New York Times

October 11, 2007

Guantánamo Detainees Enjoy Historic Protections, Administration Says

By LINDA GREENHOUSE
 
WASHINGTON, Oct. 10 — The Bush administration, preparing for the next Supreme Court argument on the rights of the hundreds of detainees at Guantánamo Bay, asserts in a new brief that they “enjoy more procedural protections than any other captured enemy combatants in the history of warfare.”

The brief, filed late Tuesday, argues that a 2006 law that stripped the federal courts of jurisdiction to hear habeas corpus petitions from Guantánamo detainees did not violate the Constitution because foreign enemy combatants had no right to habeas corpus in the first place.

The new case, Boumediene v. Bush, No. 06-1195, tests the adequacy of the alternate legal system that the administration created to handle the detainees after the Supreme Court ruled unexpectedly in 2004 that federal court jurisdiction did extend to Guantánamo, the Navy base that sits on land the United States has leased from Cuba since 1903.

The administration argues that the 2004 decision, Rasul v. Bush, is no longer relevant because its jurisdictional ruling was a matter of statutory interpretation and Congress has subsequently amended the habeas corpus statute to remove jurisdiction. The Rasul decision did not recognize any constitutional rights, the 74-page brief asserts.

The administration’s brief, signed by Solicitor General Paul D. Clement, responds to briefs filed in late August on behalf of the two groups of detainees who are seeking a full judicial review of their designation as enemy combatants. Lawyers for the detainees will have a chance to respond before the case is argued in early December.

The case does not include a challenge to the military commissions that the administration plans to use to try several dozen detainees for war crimes. A test of those commissions is proceeding on a slower track before the federal appeals court here. Last week, the justices declined to hear a military commissions case this term.

The administration’s arguments in the Boumediene case mirror those it made successfully before the United States Court of Appeals for the District of Columbia Circuit. That court ruled in February that habeas corpus petitions filed by the two groups of detainees must be dismissed for lack of jurisdiction. The Supreme Court announced on the final day of its last term in June that it would review that decision, a highly unusual about-face two months after having turned down the detainees’ appeal.
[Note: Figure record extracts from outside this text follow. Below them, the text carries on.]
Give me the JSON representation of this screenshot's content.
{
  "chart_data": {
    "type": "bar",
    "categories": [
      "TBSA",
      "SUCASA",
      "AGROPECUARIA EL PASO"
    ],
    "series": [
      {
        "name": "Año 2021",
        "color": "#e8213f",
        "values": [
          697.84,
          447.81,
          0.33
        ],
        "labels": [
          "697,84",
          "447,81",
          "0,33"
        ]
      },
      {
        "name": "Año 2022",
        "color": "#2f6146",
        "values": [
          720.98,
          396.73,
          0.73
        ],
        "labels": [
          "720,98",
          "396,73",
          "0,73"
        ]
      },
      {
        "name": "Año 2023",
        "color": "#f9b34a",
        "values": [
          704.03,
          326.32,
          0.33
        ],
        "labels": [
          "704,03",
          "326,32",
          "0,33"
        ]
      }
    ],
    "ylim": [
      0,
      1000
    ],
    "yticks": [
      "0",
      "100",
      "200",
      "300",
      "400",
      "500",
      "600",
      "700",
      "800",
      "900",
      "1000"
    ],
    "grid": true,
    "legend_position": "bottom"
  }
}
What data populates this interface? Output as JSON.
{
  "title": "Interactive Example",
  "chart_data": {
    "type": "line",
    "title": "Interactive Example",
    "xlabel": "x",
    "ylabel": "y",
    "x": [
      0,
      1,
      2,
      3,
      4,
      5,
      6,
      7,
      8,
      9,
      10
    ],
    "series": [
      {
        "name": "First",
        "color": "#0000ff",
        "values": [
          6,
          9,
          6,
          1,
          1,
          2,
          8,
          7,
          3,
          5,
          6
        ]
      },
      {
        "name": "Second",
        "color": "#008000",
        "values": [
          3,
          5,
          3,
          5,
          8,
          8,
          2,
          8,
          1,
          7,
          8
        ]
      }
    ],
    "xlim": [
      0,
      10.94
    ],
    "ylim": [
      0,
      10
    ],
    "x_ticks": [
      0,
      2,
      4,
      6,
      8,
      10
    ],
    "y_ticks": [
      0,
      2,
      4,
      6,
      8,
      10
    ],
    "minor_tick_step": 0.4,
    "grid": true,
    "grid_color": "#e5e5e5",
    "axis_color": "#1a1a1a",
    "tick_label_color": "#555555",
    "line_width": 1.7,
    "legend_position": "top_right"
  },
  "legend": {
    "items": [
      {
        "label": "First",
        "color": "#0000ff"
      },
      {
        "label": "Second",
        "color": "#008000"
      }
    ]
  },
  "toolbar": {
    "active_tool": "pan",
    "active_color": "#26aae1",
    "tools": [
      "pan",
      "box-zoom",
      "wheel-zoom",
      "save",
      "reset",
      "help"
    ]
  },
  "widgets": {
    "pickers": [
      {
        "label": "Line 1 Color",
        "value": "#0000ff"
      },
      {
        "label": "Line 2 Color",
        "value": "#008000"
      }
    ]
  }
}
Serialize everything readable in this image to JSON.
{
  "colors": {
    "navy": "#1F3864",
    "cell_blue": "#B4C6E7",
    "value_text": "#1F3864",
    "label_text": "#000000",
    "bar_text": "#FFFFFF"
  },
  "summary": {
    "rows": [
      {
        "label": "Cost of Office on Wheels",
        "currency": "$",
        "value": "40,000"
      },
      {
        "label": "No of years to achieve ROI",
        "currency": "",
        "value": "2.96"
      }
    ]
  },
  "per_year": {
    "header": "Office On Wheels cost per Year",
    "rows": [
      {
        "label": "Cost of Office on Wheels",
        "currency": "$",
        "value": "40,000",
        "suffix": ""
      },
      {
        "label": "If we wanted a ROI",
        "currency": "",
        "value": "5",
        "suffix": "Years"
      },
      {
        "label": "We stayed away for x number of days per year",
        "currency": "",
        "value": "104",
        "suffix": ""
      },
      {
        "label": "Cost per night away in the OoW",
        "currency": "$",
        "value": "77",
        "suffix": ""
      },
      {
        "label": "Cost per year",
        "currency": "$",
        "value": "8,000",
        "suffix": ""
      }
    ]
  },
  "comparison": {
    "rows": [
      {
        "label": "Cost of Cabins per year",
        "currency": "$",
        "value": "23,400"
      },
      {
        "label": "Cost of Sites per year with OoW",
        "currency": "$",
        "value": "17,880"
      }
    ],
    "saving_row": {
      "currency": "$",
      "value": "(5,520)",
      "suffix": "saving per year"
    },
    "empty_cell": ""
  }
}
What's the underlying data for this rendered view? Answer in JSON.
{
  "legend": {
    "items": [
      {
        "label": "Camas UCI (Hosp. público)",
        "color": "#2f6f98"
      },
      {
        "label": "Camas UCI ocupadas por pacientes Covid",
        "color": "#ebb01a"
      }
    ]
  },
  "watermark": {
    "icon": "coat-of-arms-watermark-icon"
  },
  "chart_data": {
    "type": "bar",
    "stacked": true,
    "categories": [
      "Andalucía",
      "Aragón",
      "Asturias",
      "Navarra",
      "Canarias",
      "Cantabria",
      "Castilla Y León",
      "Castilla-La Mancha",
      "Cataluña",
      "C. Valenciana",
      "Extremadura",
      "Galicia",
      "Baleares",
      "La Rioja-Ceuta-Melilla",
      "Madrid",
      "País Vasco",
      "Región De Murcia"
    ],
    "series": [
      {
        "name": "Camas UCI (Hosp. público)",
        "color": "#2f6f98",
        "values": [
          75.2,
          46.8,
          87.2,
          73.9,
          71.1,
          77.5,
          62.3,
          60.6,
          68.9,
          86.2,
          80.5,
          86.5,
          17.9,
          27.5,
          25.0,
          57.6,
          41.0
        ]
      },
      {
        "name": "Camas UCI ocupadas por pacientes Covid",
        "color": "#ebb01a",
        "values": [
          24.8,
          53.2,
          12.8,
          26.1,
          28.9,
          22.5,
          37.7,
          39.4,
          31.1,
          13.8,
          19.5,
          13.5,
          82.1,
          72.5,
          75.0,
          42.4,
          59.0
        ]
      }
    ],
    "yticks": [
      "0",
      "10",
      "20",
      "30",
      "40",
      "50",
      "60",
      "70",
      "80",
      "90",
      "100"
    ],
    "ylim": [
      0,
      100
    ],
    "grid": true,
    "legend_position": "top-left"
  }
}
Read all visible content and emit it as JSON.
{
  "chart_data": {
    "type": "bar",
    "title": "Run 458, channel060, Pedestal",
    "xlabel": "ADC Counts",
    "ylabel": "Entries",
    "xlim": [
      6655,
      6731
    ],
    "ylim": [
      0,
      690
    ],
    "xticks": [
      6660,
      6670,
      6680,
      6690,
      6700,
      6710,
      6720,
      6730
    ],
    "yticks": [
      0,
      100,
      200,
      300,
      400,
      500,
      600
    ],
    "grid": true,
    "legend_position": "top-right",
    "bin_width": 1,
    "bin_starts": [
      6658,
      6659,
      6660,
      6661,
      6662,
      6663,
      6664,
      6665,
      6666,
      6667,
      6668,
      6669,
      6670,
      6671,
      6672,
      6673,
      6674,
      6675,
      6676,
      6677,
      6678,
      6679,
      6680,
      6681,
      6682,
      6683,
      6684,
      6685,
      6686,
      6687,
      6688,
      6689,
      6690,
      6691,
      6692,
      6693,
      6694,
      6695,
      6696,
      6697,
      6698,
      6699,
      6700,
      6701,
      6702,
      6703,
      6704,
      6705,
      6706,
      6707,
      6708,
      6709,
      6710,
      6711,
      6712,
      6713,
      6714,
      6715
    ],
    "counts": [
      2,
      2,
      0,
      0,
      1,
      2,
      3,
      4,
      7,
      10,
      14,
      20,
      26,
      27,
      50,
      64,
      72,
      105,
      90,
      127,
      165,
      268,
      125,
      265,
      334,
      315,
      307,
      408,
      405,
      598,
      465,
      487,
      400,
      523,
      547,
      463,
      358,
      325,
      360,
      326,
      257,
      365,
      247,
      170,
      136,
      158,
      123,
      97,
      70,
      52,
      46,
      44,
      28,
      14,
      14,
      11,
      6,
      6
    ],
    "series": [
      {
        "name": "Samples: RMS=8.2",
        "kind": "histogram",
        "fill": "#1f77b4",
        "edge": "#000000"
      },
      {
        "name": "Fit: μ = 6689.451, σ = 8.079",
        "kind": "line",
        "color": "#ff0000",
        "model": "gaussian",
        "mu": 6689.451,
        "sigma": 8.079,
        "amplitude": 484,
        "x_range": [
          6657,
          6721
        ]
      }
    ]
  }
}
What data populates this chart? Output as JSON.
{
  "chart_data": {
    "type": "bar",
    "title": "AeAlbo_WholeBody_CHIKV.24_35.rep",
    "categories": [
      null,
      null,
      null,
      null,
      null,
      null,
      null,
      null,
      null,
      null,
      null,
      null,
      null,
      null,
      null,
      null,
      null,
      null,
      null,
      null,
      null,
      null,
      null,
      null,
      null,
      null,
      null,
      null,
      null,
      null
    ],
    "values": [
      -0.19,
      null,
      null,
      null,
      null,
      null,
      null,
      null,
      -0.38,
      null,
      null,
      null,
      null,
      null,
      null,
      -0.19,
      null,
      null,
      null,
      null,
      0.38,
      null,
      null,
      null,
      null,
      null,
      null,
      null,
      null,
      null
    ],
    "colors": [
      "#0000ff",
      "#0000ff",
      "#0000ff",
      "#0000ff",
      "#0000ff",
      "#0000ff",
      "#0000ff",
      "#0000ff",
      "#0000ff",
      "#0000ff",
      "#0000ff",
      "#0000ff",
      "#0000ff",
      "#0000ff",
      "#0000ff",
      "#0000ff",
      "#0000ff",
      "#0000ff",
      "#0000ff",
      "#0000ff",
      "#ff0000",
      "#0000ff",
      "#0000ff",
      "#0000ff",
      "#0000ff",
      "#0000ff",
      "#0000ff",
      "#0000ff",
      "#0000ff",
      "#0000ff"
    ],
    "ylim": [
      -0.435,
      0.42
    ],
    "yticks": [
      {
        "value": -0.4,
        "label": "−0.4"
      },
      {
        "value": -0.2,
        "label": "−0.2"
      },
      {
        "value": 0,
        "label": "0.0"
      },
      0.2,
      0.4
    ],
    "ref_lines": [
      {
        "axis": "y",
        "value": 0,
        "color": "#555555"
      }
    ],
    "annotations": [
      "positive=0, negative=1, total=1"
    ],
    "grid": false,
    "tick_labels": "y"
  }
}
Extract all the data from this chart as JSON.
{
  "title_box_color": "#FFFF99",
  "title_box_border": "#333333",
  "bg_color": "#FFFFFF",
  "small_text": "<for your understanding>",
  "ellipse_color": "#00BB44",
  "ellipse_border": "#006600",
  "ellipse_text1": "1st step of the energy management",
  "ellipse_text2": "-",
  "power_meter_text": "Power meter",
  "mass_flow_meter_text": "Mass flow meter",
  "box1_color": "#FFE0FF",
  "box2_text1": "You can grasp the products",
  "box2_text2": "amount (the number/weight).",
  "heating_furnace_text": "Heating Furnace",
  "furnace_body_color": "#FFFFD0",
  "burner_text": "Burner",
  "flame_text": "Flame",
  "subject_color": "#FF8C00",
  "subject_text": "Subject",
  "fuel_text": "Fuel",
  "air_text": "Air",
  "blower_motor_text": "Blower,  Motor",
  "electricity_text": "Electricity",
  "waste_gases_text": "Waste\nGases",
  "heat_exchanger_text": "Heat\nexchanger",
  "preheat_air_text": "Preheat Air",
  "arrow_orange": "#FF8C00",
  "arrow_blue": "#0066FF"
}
If the Supreme Court agrees with the appeals court that the detainees have no underlying right to habeas corpus, that will be the end of the case. The detainees would then return to the appeals court to contest their designation as enemy combatants. That designation was previously affirmed in individual hearings known as Combatant Status Review Tribunals.

Under two recent statutes, the Detainee Treatment Act of 2005 and the Military Commissions Act of 2006, the District of Columbia Circuit is to hear these cases under special rules that make its review considerably more limited than in a typical case. The parameters of that review are being thrashed out in a separate appeals court case, Bismullah v. Gates.

If the Supreme Court rejects the appeals court’s analysis and rules that Guantánamo detainees have an underlying right to habeas corpus, the precise nature of the review tribunals and the appeals process could become important. The question will be whether the stripping of federal court jurisdiction amounted to an unconstitutional “suspension” of habeas corpus.

The Supreme Court has ruled that habeas corpus can be eliminated if an adequate alternative process is provided. The detainees’ lawyers argue that the alternative process is severely deficient.

The administration argues in its new brief that it is both “adequate and effective.”